The president's challenge now is to halt the slide. That doesn't mean giving up his goals. It means he has to align his proposals to the values of the political center: fiscal responsibility, individual choice and decentralized authority.
That's quite a different tune than Brooks was singing last September, when he was screaming at the "nihilists" who voted against the bailout (for a few days, anyway), saying:
They still think the biggest threat comes from socialism and Walter Mondale liberalism. They seem not to have noticed how global capital flows have transformed our political economy.
We're living in an age when a vast excess of capital sloshes around the world fueling cycles of bubble and bust. When the capital floods into a sector or economy, it washes away sober business practices, and habits of discipline and self-denial. Then the money managers panic and it sloshes out, punishing the just and unjust alike.
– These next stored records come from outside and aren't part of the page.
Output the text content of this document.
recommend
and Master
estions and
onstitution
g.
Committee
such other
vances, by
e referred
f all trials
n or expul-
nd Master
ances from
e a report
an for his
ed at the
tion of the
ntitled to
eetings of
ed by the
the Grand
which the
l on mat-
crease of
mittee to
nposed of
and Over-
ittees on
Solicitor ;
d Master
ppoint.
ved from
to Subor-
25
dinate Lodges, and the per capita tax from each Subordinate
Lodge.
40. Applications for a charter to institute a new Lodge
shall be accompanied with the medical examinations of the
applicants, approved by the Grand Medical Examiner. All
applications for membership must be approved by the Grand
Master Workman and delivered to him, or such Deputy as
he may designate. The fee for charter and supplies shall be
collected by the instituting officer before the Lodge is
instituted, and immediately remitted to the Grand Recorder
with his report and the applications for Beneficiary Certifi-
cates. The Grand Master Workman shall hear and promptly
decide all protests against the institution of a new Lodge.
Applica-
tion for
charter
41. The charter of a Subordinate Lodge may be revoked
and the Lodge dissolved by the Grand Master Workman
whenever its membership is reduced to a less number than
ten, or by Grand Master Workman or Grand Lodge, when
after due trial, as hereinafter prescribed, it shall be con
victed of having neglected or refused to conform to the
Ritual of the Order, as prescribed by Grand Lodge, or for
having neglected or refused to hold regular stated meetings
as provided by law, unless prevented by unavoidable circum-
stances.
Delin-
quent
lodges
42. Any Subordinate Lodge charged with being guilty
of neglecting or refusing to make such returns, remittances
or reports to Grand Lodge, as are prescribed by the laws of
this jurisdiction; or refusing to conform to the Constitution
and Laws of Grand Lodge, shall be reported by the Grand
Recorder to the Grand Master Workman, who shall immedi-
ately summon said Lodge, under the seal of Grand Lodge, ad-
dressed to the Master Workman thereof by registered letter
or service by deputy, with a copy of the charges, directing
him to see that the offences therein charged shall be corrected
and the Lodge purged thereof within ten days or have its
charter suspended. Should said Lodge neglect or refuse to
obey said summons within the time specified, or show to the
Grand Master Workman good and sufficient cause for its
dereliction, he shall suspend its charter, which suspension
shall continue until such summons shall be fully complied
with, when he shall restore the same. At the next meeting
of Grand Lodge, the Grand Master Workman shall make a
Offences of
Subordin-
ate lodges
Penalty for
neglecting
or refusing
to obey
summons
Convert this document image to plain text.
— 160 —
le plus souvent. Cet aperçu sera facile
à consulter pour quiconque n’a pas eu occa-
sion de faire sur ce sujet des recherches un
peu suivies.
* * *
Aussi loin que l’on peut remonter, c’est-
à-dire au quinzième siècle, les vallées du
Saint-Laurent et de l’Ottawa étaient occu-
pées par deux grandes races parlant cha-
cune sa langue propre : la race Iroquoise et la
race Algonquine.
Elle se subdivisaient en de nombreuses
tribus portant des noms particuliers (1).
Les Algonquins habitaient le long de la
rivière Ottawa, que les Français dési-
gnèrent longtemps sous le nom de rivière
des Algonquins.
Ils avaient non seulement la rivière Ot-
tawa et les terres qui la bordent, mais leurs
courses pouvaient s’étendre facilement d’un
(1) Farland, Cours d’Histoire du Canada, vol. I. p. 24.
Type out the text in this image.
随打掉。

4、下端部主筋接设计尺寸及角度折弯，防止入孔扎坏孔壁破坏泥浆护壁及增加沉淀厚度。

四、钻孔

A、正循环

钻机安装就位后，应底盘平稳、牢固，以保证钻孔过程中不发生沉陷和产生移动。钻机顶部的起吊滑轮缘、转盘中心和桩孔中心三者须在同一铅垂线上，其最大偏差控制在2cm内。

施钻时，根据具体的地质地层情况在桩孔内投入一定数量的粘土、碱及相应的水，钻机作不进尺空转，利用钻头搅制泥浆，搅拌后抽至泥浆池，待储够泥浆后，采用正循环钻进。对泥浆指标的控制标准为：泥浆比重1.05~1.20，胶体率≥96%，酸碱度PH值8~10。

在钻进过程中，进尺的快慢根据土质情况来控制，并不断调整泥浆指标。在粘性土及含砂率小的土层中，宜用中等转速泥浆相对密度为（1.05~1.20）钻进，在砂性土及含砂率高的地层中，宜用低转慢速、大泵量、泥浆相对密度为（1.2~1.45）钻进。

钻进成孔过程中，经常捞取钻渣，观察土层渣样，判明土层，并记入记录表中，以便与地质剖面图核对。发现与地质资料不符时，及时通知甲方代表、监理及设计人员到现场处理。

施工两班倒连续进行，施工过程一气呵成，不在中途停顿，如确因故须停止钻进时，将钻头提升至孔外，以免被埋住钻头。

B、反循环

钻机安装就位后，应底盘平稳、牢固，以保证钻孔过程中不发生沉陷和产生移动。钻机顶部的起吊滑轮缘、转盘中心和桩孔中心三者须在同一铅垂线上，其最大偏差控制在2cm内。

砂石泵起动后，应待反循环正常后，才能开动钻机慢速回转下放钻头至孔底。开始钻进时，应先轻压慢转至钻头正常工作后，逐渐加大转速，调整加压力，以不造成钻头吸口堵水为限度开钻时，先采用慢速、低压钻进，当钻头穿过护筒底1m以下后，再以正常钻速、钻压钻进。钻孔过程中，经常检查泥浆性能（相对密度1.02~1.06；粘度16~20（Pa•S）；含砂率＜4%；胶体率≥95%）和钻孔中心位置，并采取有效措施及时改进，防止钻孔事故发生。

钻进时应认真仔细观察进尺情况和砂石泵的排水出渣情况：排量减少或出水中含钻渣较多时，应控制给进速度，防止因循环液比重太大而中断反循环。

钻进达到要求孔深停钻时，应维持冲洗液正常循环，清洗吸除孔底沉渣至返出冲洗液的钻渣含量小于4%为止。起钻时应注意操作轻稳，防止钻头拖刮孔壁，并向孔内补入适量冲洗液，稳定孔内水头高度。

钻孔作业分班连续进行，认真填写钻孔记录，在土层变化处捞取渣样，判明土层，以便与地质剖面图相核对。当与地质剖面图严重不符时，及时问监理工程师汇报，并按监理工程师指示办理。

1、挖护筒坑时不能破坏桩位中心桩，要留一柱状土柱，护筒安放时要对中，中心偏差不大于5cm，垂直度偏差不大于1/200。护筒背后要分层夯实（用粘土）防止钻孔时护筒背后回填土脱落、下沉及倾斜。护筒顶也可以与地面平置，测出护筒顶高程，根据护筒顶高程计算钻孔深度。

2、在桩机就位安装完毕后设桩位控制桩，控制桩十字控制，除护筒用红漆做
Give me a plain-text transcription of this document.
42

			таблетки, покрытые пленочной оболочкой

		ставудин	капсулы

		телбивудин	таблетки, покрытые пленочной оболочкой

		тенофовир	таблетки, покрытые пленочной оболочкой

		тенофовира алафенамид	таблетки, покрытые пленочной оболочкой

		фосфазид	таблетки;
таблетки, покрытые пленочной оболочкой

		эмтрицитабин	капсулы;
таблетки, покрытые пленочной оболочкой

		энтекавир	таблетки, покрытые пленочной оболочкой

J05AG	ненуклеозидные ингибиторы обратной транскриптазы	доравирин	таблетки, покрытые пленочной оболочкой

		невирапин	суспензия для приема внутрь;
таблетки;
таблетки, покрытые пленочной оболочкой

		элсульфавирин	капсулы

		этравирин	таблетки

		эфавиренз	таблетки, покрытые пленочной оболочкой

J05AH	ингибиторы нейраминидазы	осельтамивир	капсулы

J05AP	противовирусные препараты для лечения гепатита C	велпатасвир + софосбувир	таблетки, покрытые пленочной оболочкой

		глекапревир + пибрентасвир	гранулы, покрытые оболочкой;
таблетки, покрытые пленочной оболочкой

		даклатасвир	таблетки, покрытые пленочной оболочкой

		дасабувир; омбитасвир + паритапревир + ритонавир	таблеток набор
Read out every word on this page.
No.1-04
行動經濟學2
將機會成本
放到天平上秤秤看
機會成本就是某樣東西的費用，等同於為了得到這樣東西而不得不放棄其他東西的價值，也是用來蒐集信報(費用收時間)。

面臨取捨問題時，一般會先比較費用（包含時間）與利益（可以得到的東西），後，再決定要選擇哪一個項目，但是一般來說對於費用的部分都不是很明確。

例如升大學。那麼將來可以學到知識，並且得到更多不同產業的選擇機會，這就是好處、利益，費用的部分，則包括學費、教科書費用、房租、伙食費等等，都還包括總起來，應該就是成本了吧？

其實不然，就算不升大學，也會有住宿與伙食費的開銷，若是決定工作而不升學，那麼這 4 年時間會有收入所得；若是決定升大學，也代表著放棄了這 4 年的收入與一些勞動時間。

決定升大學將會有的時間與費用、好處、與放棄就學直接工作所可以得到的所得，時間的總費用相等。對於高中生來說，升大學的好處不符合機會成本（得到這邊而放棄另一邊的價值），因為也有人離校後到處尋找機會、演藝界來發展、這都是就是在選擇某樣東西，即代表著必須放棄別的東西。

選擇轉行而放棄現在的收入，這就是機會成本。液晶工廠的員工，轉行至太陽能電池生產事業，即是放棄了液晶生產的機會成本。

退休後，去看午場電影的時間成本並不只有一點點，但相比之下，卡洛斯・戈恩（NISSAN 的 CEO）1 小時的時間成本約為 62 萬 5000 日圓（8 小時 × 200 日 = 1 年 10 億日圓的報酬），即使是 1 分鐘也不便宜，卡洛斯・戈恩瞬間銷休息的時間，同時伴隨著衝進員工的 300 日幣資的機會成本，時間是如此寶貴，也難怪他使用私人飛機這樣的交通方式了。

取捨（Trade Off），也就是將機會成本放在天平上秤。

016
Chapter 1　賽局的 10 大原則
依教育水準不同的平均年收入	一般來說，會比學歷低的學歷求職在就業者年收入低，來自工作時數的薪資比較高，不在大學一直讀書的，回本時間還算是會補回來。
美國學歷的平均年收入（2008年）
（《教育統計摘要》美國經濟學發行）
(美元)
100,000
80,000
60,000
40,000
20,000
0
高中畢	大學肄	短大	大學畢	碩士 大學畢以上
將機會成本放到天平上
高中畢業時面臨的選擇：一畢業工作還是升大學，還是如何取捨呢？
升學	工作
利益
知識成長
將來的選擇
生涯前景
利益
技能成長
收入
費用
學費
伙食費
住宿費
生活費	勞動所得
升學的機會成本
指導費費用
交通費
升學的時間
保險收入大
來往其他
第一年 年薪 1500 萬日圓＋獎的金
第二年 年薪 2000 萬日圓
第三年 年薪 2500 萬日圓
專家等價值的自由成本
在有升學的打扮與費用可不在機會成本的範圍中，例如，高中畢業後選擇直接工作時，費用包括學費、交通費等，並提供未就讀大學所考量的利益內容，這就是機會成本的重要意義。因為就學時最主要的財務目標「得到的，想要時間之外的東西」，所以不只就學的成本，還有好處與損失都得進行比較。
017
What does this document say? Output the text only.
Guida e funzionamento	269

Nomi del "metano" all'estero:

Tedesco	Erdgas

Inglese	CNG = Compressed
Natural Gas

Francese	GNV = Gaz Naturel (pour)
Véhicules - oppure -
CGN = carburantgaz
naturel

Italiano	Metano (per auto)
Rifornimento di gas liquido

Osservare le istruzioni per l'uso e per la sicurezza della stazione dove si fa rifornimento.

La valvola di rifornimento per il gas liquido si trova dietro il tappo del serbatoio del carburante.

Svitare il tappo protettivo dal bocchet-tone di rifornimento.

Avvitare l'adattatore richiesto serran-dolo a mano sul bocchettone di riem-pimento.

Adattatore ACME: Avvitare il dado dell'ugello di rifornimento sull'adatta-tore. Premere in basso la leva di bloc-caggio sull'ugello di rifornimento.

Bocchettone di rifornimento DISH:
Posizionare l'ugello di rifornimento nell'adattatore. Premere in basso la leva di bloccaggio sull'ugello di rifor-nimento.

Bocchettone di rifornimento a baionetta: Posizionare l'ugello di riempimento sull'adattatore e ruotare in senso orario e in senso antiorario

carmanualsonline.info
What we need in this situation is authority. Not heavy-handed government regulation, but the steady and powerful hand of some public institutions that can guard against the corrupting influences of sloppy money and then prevent destructive contagions when the credit dries up.
Brooks' belated shout-out to "individual choice and decentralized authority" would have certainly been welcome during the two terms of a presidency that largely embraced Brooksian values of spreading democracy at gunpoint and bribing middle class voters with government goodies. Instead, he spent the Bush years fighting the libertarians in his head, and proudly heralding "the death of small-government conservatism" as we know it. Better opportunistic than never, I suppose.
UPDATE: Great new piece in The New Republic on "The Courtship" between David Brooks and Barack Obama. Sample:
"I don't want to sound like I'm bragging," Brooks recently told me, "but usually when I talk to senators, while they may know a policy area better than me, they generally don't know political philosophy better than me. I got the sense he knew both better than me."
That first encounter is still vivid in Brooks's mind. "I remember distinctly an image of–we were sitting on his couches, and I was looking at his pant leg and his perfectly creased pant," Brooks says, "and I'm thinking, a) he's going to be president and b) he'll be a very good president." In the fall of 2006, two days after Obama's The Audacity of Hope hit bookstores, Brooks published a glowing Times column. The headline was "Run, Barack, Run."
These days, the center-right Brooks frequently seems more sympathetic toward Obama than the liberal Paul Krugman. He has written columns praising Obama's Afghanistan policy, education proposals, and economic team. Even on broad areas of disagreement–deficit spending, the sprawling stimulus bill, health care reform–Brooks tends to treat Obama and his administration with respect. "My overall view," Brooks told me, "is ninety-five percent of the decisions they make are good and intelligent. Whether I agree with them specifically, I think they're very serious and very good at what they do."